The second approach to receivable factoring is based on the structure of the agreement between a business and the factor. They include:
Factoring with Recourse
The factor releases an advance payment to a business after buying its invoices. At this point, the factor is obligated to collect the payment on the bought invoices and forward balances to the business.
If the factor is unable to collect, the business pays back the advance they received from the factor.
Non-Recourse Factoring
Non-recourse receivable factoring works the same way as recourse factoring. But with non-recourse factoring, the factor is fully liable for uncollected accounts receivable. The business is absolved of any responsibility regarding the unpaid invoices.
Since this agreement means the factor takes on a higher risk, non-recourse factoring is a costlier option compared to when factoring with recourse.
Cash Advances From Receivable Factoring Is Not a Loan
While receivable factoring is recognized as a form of financing, it’s not really a loan. Factoring simply allows you to access money that you’ve already earned through a cash advance. It has no impact on your credit rating and it won’t appear on your company’s balance sheet as debt.
Since the cash advance is not a loan, it is much easier to obtain compared to a business loan from a bank. While you might be asked to submit a business strategy or some sort of collateral to get a bank loan, with receivable factoring, the only thing you’ll need is your accounts receivable.
For a factor to consider you eligible, they’ll have to analyze the credit worthiness of your clients. The fiscal history and performance of your company do not affect your chances of receiving the advance.
Receivable Factoring is Affordable
When industries started to really catch on to factoring as an alternative financing solution, the stereotype was that it was expensive and only beneficial to companies in extreme financial hardship.
But that was then. Factoring companies have since made their services relatively affordable for small and medium-sized businesses today.
Most factoring companies charge a rate between 0.5% to 5% of the invoiced amount. This rate is affected by the credit worthiness of a business’s clientele, its industry of operation, and the length of time in which the outstanding invoice is due.
Factors have also customized their services and features to meet the needs of business. Same day funding, low rates, and accounts receivable management, among other value added services have changed the factoring industry.

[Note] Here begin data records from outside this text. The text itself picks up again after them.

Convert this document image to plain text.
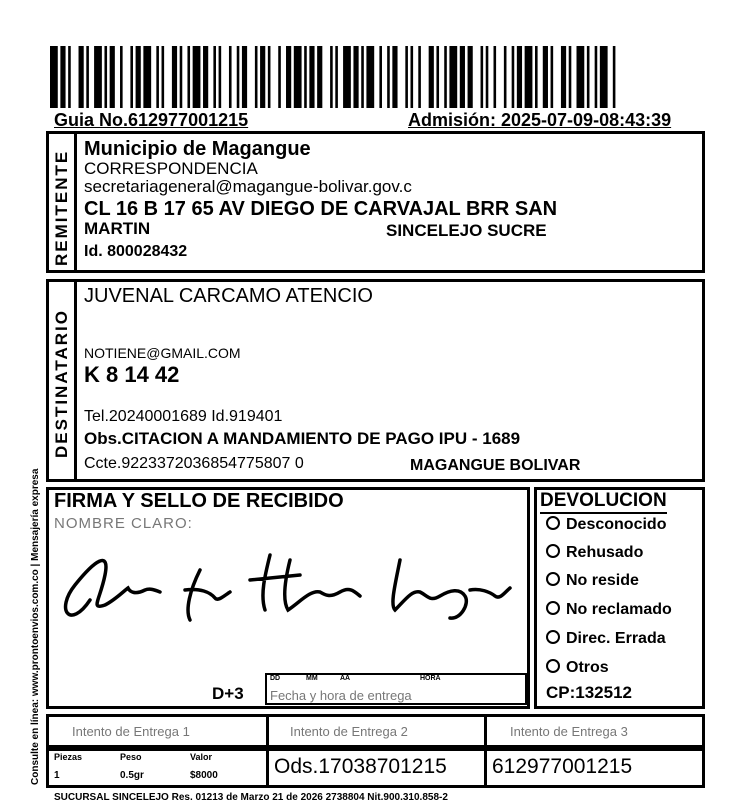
Guia No.612977001215	Admisión: 2025-07-09-08:43:39
Consulte en línea: www.prontoenvios.com.co | Mensajería expresa
REMITENTE
Municipio de Magangue
CORRESPONDENCIA
secretariageneral@magangue-bolivar.gov.c
CL 16 B 17 65 AV DIEGO DE CARVAJAL BRR SAN
MARTIN	SINCELEJO SUCRE
Id. 800028432
DESTINATARIO
JUVENAL CARCAMO ATENCIO
NOTIENE@GMAIL.COM
K 8 14 42
Tel.20240001689 Id.919401
Obs.CITACION A MANDAMIENTO DE PAGO IPU - 1689
Ccte.9223372036854775807 0	MAGANGUE BOLIVAR
FIRMA Y SELLO DE RECIBIDO
NOMBRE CLARO:
D+3
DD	MM	AA	HORA
Fecha y hora de entrega
DEVOLUCION
Desconocido
Rehusado
No reside
No reclamado
Direc. Errada
Otros
CP:132512
Intento de Entrega 1	Intento de Entrega 2	Intento de Entrega 3
Piezas	Peso	Valor
1	0.5gr	$8000	Ods.17038701215 612977001215
SUCURSAL SINCELEJO Res. 01213 de Marzo 21 de 2026 2738804 Nit.900.310.858-2
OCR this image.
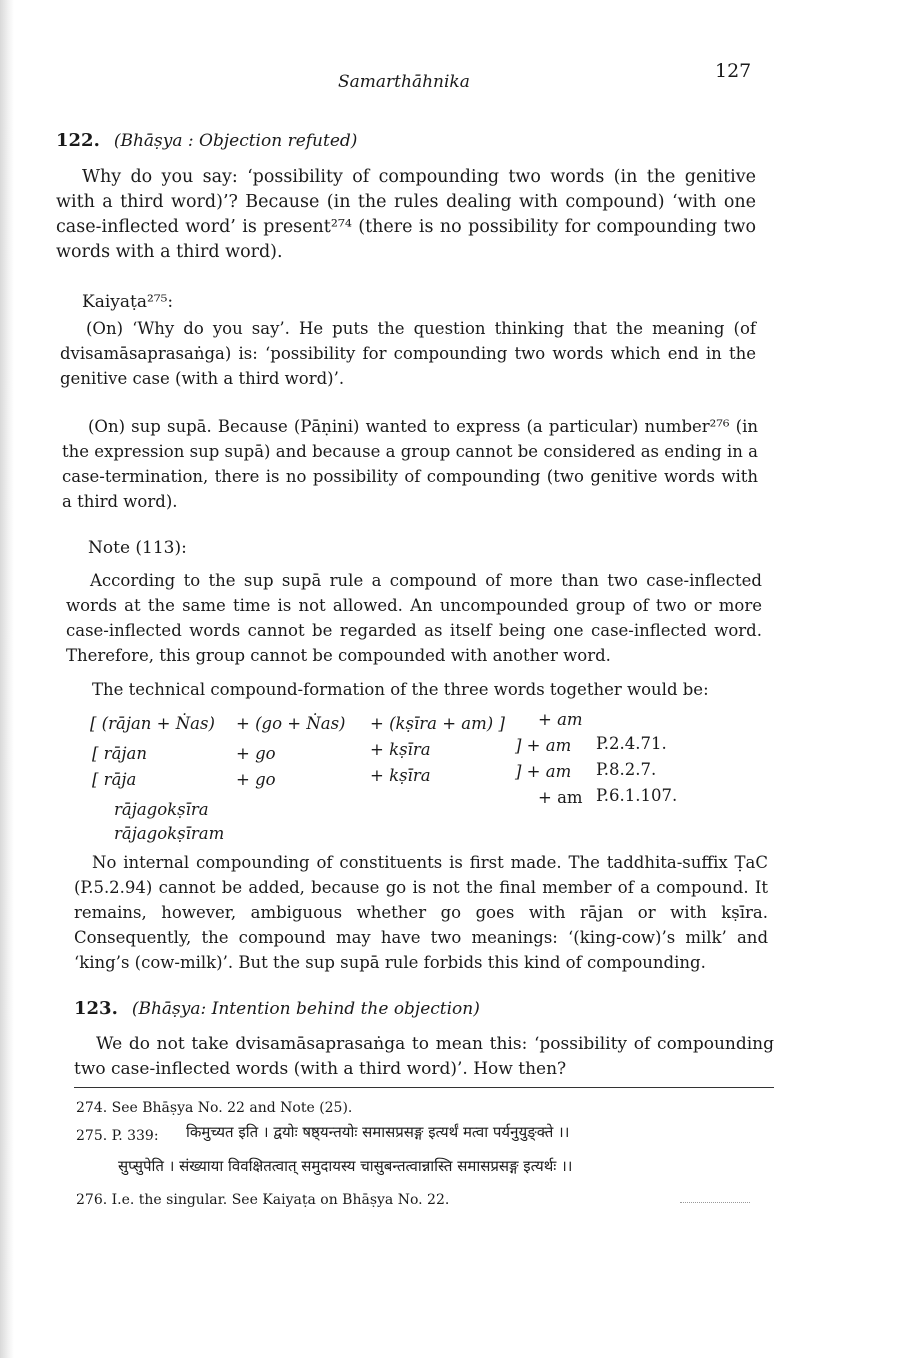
Samarthāhnika	127
122. (Bhāṣya : Objection refuted)

Why do you say: ‘possibility of compounding two words (in the genitive with a third word)’? Because (in the rules dealing with compound) ‘with one case-inflected word’ is present²⁷⁴ (there is no possibility for compounding two words with a third word).

Kaiyaṭa²⁷⁵:

(On) ‘Why do you say’. He puts the question thinking that the meaning (of dvisamāsaprasaṅga) is: ‘possibility for compounding two words which end in the genitive case (with a third word)’.

(On) sup supā. Because (Pāṇini) wanted to express (a particular) number²⁷⁶ (in the expression sup supā) and because a group cannot be considered as ending in a case-termination, there is no possibility of compounding (two genitive words with a third word).

Note (113):

According to the sup supā rule a compound of more than two case-inflected words at the same time is not allowed. An uncompounded group of two or more case-inflected words cannot be regarded as itself being one case-inflected word. Therefore, this group cannot be compounded with another word.

The technical compound-formation of the three words together would be:
[ (rājan + Ṅas) + (go + Ṅas) + (kṣīra + am) ] + am
[ rājan	+ go	+ kṣīra	] + am P.2.4.71.
[ rāja	+ go	+ kṣīra	] + am P.8.2.7.
rājagokṣīra
+ am P.6.1.107.
rājagokṣīram

No internal compounding of constituents is first made. The taddhita-suffix ṬaC (P.5.2.94) cannot be added, because go is not the final member of a compound. It remains, however, ambiguous whether go goes with rājan or with kṣīra. Consequently, the compound may have two meanings: ‘(king-cow)’s milk’ and ‘king’s (cow-milk)’. But the sup supā rule forbids this kind of compounding.

123. (Bhāṣya: Intention behind the objection)

We do not take dvisamāsaprasaṅga to mean this: ‘possibility of compounding two case-inflected words (with a third word)’. How then?

274. See Bhāṣya No. 22 and Note (25).
275. P. 339: किमुच्यत इति । द्वयोः षष्ठ्यन्तयोः समासप्रसङ्ग इत्यर्थं मत्वा पर्यनुयुङ्क्ते ।।
सुप्सुपेति । संख्याया विवक्षितत्वात् समुदायस्य चासुबन्तत्वान्नास्ति समासप्रसङ्ग इत्यर्थः ।।
276. I.e. the singular. See Kaiyaṭa on Bhāṣya No. 22.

You’ll find that with fast payment, companies are able to improve business operations. This helps them save money and cut on costs by using the money to smoothen their operations and make them more efficient.
Is Receivable Factoring Right for Your Business
Cash crunches from unpaid accounts receivable can be frustrating for any business owner. Invoice factoring is a great alternative to business financing for companies who provide payment terms to their customers.

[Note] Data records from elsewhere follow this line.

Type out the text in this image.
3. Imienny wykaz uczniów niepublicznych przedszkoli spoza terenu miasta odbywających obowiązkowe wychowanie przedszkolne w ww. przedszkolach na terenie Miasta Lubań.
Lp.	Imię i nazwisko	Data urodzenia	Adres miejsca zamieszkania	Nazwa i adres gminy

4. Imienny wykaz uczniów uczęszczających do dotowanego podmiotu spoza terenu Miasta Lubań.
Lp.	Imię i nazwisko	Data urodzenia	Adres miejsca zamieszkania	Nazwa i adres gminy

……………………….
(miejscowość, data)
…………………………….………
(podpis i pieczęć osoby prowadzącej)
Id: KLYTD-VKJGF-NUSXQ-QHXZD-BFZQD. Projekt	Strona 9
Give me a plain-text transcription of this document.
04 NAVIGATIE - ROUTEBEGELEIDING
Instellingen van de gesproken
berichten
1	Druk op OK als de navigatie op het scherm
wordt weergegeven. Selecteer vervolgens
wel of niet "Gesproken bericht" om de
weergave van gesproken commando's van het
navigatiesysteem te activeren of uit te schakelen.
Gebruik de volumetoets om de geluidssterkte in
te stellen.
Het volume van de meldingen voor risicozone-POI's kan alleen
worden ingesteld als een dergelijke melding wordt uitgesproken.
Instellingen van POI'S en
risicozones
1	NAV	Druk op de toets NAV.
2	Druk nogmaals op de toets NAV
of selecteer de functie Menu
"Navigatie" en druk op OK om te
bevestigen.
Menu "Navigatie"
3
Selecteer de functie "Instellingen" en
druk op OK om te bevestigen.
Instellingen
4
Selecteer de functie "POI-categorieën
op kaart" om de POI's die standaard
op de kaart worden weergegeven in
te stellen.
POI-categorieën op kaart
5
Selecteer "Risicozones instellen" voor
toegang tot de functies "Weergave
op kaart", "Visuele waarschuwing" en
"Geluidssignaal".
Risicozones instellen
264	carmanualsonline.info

However, it’s not always the best solution for a small business. Before committing to a factoring contract, make sure you analyze the pros and cons of the agreement to your business.
Consider the needs of your enterprise when you go to the market in search of an ideal factoring company and ask the right questions. With all the facts highlighted above on factoring, you should have a good understanding of the factoring industry and how you can use it to elevate your business to new heights.